As jornadas anteriores haviam sido enganosas, o que
costuma ocorrer na História, desde o episódio famoso da frustrada queda
de Richelieu. Os meios de comunicação haviam ampliado o suposto atentado
contra Carlos Lacerda – obscuro até hoje – e atribuído a
responsabilidade ao Presidente, tentando fazer crer que o Palácio do
Governo se transformara em valhacouto de ladrões e assassinos. Houve
quase unanimidade contra Getúlio. Quando passei pela Praça 7, em Belo
Horizonte, a caminho do aeroporto da Pampulha, entre manifestantes de
esquerda, um jovem sindicalista, meu amigo, pedia aos gritos, pelo
megafone, a prisão do Presidente. Desci do táxi e lhe dei a notícia, com
os avisos de meu pressentimento: dissolvesse o grupo, antes que os
trabalhadores, ao saber da morte do Presidente, reagissem na defesa do
líder desaparecido.
Durante a viagem ao Rio, que durava hora e
meia, organizei minhas idéias.

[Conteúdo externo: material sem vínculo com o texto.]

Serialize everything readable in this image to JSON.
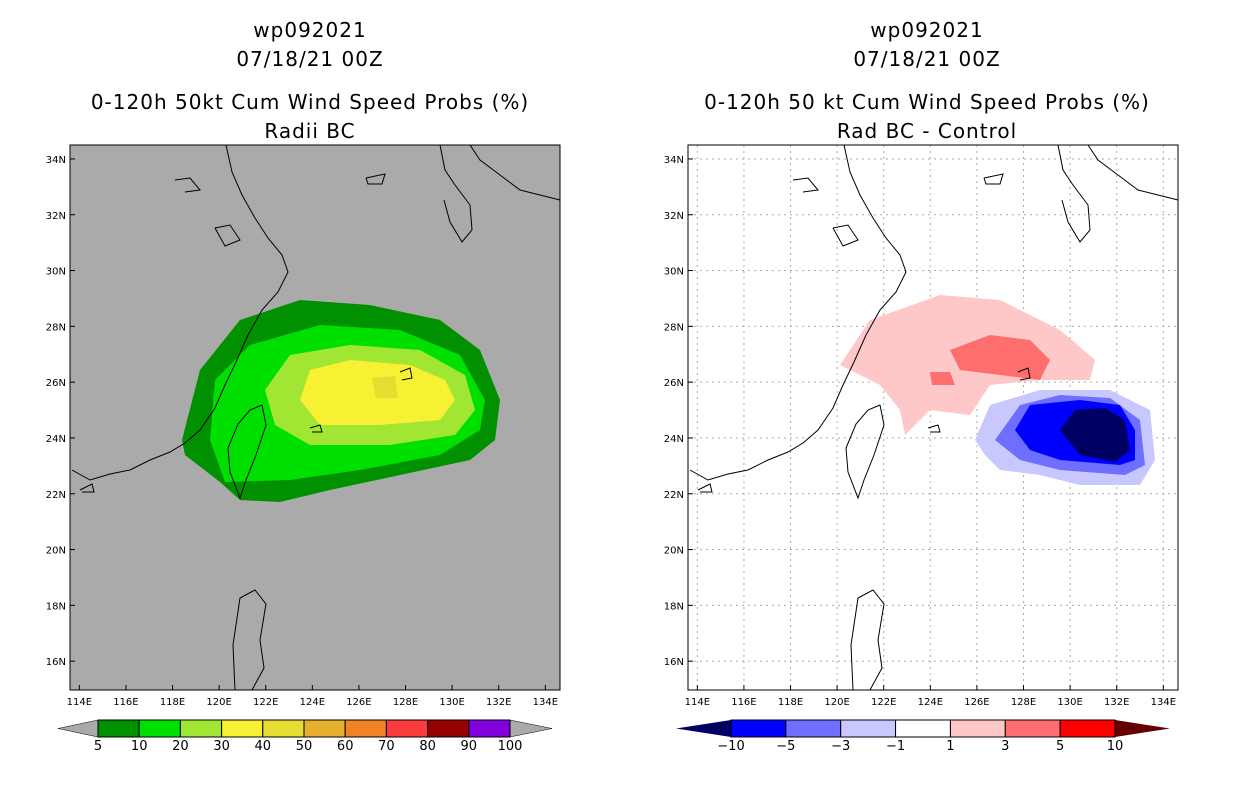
{
  "chart_data": [
    {
      "type": "heatmap",
      "title_lines": [
        "wp092021",
        "07/18/21 00Z",
        "0-120h 50kt Cum Wind Speed Probs (%)",
        "Radii BC"
      ],
      "lon_ticks": [
        "114E",
        "116E",
        "118E",
        "120E",
        "122E",
        "124E",
        "126E",
        "128E",
        "130E",
        "132E",
        "134E"
      ],
      "lat_ticks": [
        "34N",
        "32N",
        "30N",
        "28N",
        "26N",
        "24N",
        "22N",
        "20N",
        "18N",
        "16N"
      ],
      "lon_range": [
        113.6,
        134.6
      ],
      "lat_range": [
        15.0,
        34.5
      ],
      "colorbar": {
        "labels": [
          "5",
          "10",
          "20",
          "30",
          "40",
          "50",
          "60",
          "70",
          "80",
          "90",
          "100"
        ],
        "colors": [
          "#009000",
          "#00e000",
          "#a0e632",
          "#f8f032",
          "#e6dc32",
          "#e6af2d",
          "#f08228",
          "#fa3c3c",
          "#960000",
          "#8200dc"
        ],
        "extend_color": "#aaaaaa"
      },
      "background": "#aaaaaa"
    },
    {
      "type": "heatmap",
      "title_lines": [
        "wp092021",
        "07/18/21 00Z",
        "0-120h 50 kt Cum Wind Speed Probs (%)",
        "Rad BC - Control"
      ],
      "lon_ticks": [
        "114E",
        "116E",
        "118E",
        "120E",
        "122E",
        "124E",
        "126E",
        "128E",
        "130E",
        "132E",
        "134E"
      ],
      "lat_ticks": [
        "34N",
        "32N",
        "30N",
        "28N",
        "26N",
        "24N",
        "22N",
        "20N",
        "18N",
        "16N"
      ],
      "lon_range": [
        113.6,
        134.6
      ],
      "lat_range": [
        15.0,
        34.5
      ],
      "colorbar": {
        "labels": [
          "-10",
          "-5",
          "-3",
          "-1",
          "1",
          "3",
          "5",
          "10"
        ],
        "colors": [
          "#0000ff",
          "#6e6eff",
          "#c8c8ff",
          "#ffffff",
          "#ffc8c8",
          "#ff6e6e",
          "#ff0000"
        ],
        "low_color": "#000064",
        "high_color": "#640000"
      },
      "background": "#ffffff",
      "grid": true
    }
  ]
}
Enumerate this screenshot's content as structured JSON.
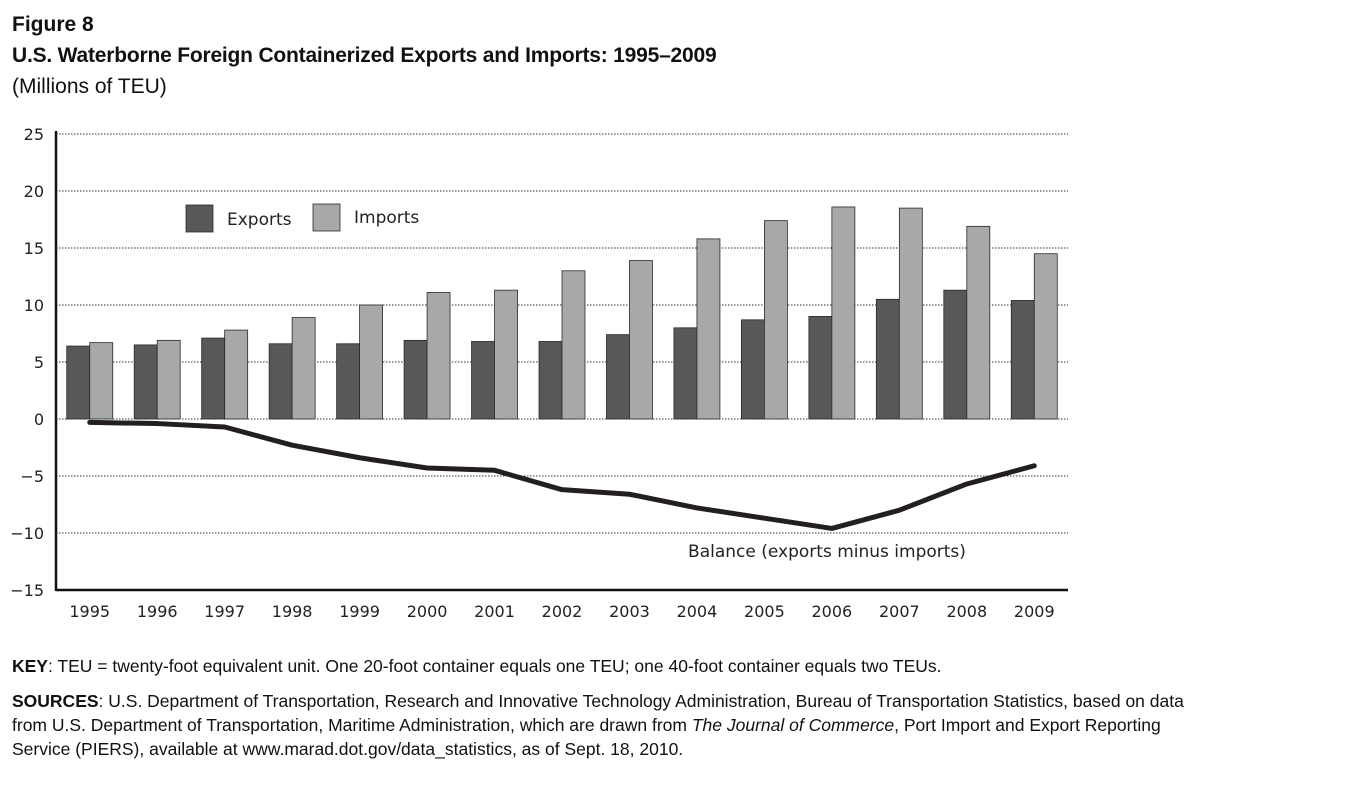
{
  "header": {
    "figure_label": "Figure 8",
    "title": "U.S. Waterborne Foreign Containerized Exports and Imports: 1995–2009",
    "subtitle": "(Millions of TEU)"
  },
  "chart_data": {
    "type": "bar",
    "categories": [
      "1995",
      "1996",
      "1997",
      "1998",
      "1999",
      "2000",
      "2001",
      "2002",
      "2003",
      "2004",
      "2005",
      "2006",
      "2007",
      "2008",
      "2009"
    ],
    "series": [
      {
        "name": "Exports",
        "type": "bar",
        "color": "#58585a",
        "values": [
          6.4,
          6.5,
          7.1,
          6.6,
          6.6,
          6.9,
          6.8,
          6.8,
          7.4,
          8.0,
          8.7,
          9.0,
          10.5,
          11.3,
          10.4
        ]
      },
      {
        "name": "Imports",
        "type": "bar",
        "color": "#a7a8aa",
        "values": [
          6.7,
          6.9,
          7.8,
          8.9,
          10.0,
          11.1,
          11.3,
          13.0,
          13.9,
          15.8,
          17.4,
          18.6,
          18.5,
          16.9,
          14.5
        ]
      },
      {
        "name": "Balance (exports minus imports)",
        "type": "line",
        "color": "#231f20",
        "values": [
          -0.3,
          -0.4,
          -0.7,
          -2.3,
          -3.4,
          -4.3,
          -4.5,
          -6.2,
          -6.6,
          -7.8,
          -8.7,
          -9.6,
          -8.0,
          -5.7,
          -4.1
        ]
      }
    ],
    "ylim": [
      -15,
      25
    ],
    "yticks": [
      25,
      20,
      15,
      10,
      5,
      0,
      -5,
      -10,
      -15
    ],
    "ytick_labels": [
      "25",
      "20",
      "15",
      "10",
      "5",
      "0",
      "−5",
      "−10",
      "−15"
    ],
    "grid": "horizontal dotted",
    "legend": {
      "placement": "top-left",
      "entries": [
        "Exports",
        "Imports"
      ]
    },
    "line_label": "Balance (exports minus imports)"
  },
  "notes": {
    "key_label": "KEY",
    "key_text": ": TEU = twenty-foot equivalent unit. One 20-foot container equals one TEU; one 40-foot container equals two TEUs.",
    "sources_label": "SOURCES",
    "sources_text_1": ": U.S. Department of Transportation, Research and Innovative Technology Administration, Bureau of Transportation Statistics, based on data from U.S. Department of Transportation, Maritime Administration, which are drawn from ",
    "sources_italic": "The Journal of Commerce",
    "sources_text_2": ", Port Import and Export Reporting Service (PIERS), available at www.marad.dot.gov/data_statistics, as of Sept. 18, 2010."
  }
}
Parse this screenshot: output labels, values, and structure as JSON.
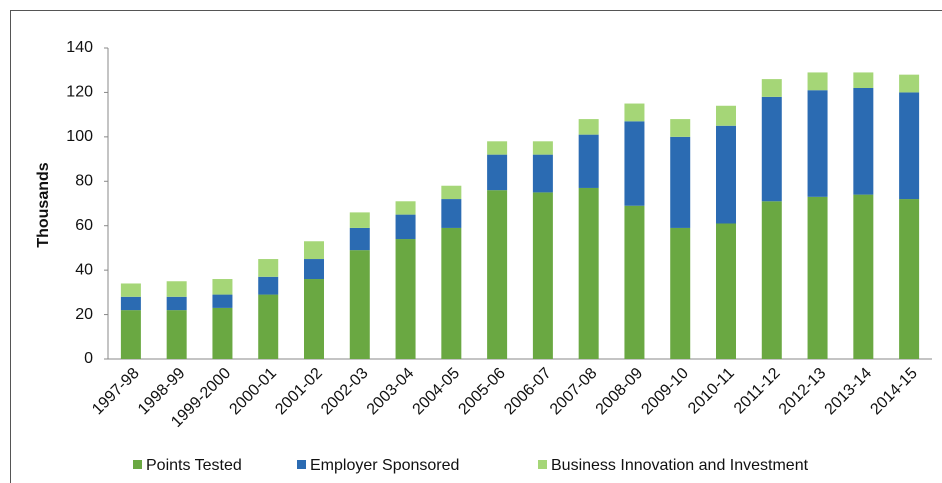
{
  "chart_data": {
    "type": "stacked_bar",
    "y_label": "Thousands",
    "categories": [
      "1997-98",
      "1998-99",
      "1999-2000",
      "2000-01",
      "2001-02",
      "2002-03",
      "2003-04",
      "2004-05",
      "2005-06",
      "2006-07",
      "2007-08",
      "2008-09",
      "2009-10",
      "2010-11",
      "2011-12",
      "2012-13",
      "2013-14",
      "2014-15"
    ],
    "series": [
      {
        "name": "Points Tested",
        "color": "#6aa842",
        "values": [
          22,
          22,
          23,
          29,
          36,
          49,
          54,
          59,
          76,
          75,
          77,
          69,
          59,
          61,
          71,
          73,
          74,
          72
        ]
      },
      {
        "name": "Employer Sponsored",
        "color": "#2b6bb2",
        "values": [
          6,
          6,
          6,
          8,
          9,
          10,
          11,
          13,
          16,
          17,
          24,
          38,
          41,
          44,
          47,
          48,
          48,
          48
        ]
      },
      {
        "name": "Business Innovation and Investment",
        "color": "#a5d677",
        "values": [
          6,
          7,
          7,
          8,
          8,
          7,
          6,
          6,
          6,
          6,
          7,
          8,
          8,
          9,
          8,
          8,
          7,
          8
        ]
      }
    ],
    "ylim": [
      0,
      140
    ],
    "yticks": [
      0,
      20,
      40,
      60,
      80,
      100,
      120,
      140
    ],
    "grid": false,
    "legend": "bottom"
  }
}
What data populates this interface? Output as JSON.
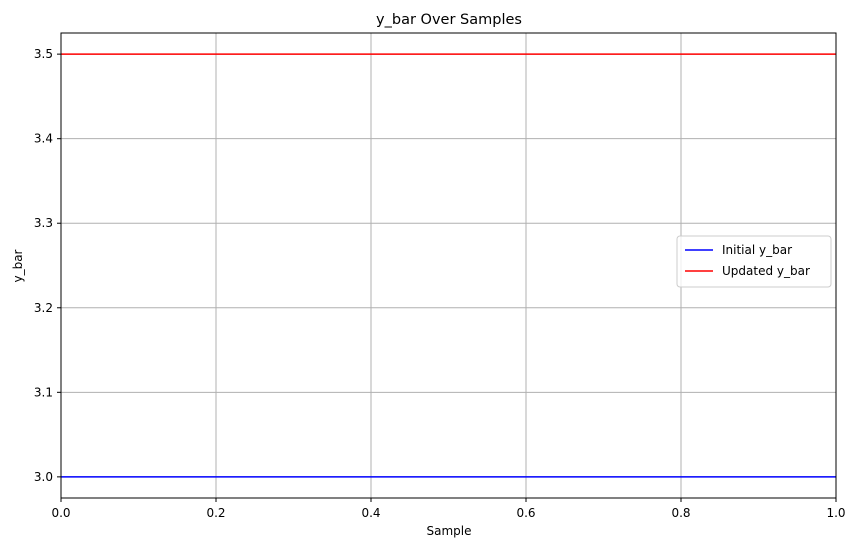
{
  "chart_data": {
    "type": "line",
    "title": "y_bar Over Samples",
    "xlabel": "Sample",
    "ylabel": "y_bar",
    "xlim": [
      0.0,
      1.0
    ],
    "ylim": [
      2.975,
      3.525
    ],
    "x_ticks": [
      0.0,
      0.2,
      0.4,
      0.6,
      0.8,
      1.0
    ],
    "x_tick_labels": [
      "0.0",
      "0.2",
      "0.4",
      "0.6",
      "0.8",
      "1.0"
    ],
    "y_ticks": [
      3.0,
      3.1,
      3.2,
      3.3,
      3.4,
      3.5
    ],
    "y_tick_labels": [
      "3.0",
      "3.1",
      "3.2",
      "3.3",
      "3.4",
      "3.5"
    ],
    "grid": true,
    "legend_position": "center-right",
    "series": [
      {
        "name": "Initial y_bar",
        "color": "#0000ff",
        "x": [
          0.0,
          1.0
        ],
        "y": [
          3.0,
          3.0
        ]
      },
      {
        "name": "Updated y_bar",
        "color": "#ff0000",
        "x": [
          0.0,
          1.0
        ],
        "y": [
          3.5,
          3.5
        ]
      }
    ]
  }
}
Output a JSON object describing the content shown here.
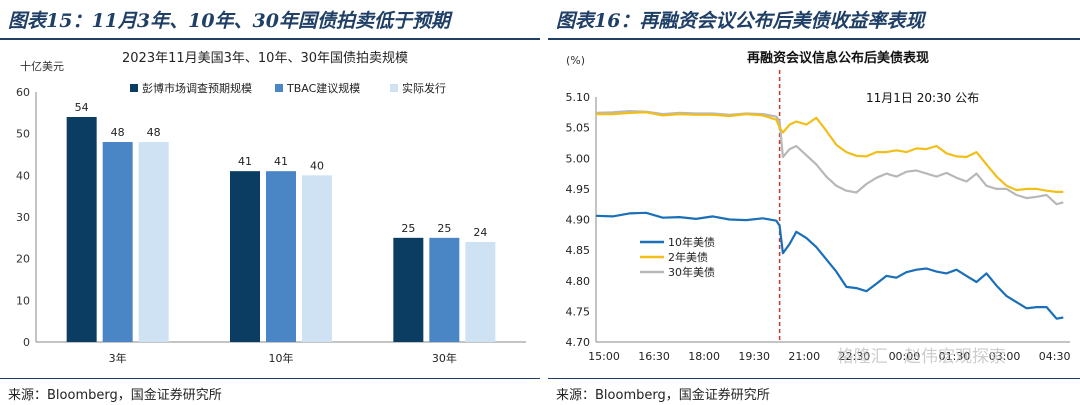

Entendi, em um instante, que a ação
coordenada contra Vargas nada tinha a ver com o assassinato de um
oficial da Força Aérea, transformado em guarda-costas do jornalista
Carlos Lacerda – isso, sim, ato irregular e punível pelos regulamentos
militares. Lacerda, ferido no peito do pé, não permitiu que o revólver
que portava fosse periciado pela polícia. Açulada e acuada pela grande
imprensa, a polícia nunca investigou o que realmente houve na Rua
Tonelero.
Vargas fora acossado pelos interesses dos banqueiros e
grandes empresários associados ao capital norte-americano. Ao ouvir,
pelo rádio, a leitura de sua carta, não tive qualquer dúvida: Getúlio se
matara como ato de denúncia, não de renúncia. Morrera em defesa do
desenvolvimento soberano de nosso povo.
Sei que não basta a
vontade política do governante para administrar bem o Estado. Mas uma
coisa parece óbvia a quem estuda as relações históricas entre o Estado e
a Nação: o Estado existe para buscar a justiça, defender os mais
frágeis, uma vez que a igualdade entre todos. Por isso, algumas medidas
anunciadas pelo governo inquietam grande parcela dos brasileiros bem
informados. É sempre suspeito que os grandes empresários aplaudam, com
alegria, uma decisão do governo. Posso imaginar a euforia dos lobos
junto a uma ninhada de cordeiros. Quando os ricos aplaudem, os pobres
devem acautelar-se.
O regime de concessões vem desde o Império.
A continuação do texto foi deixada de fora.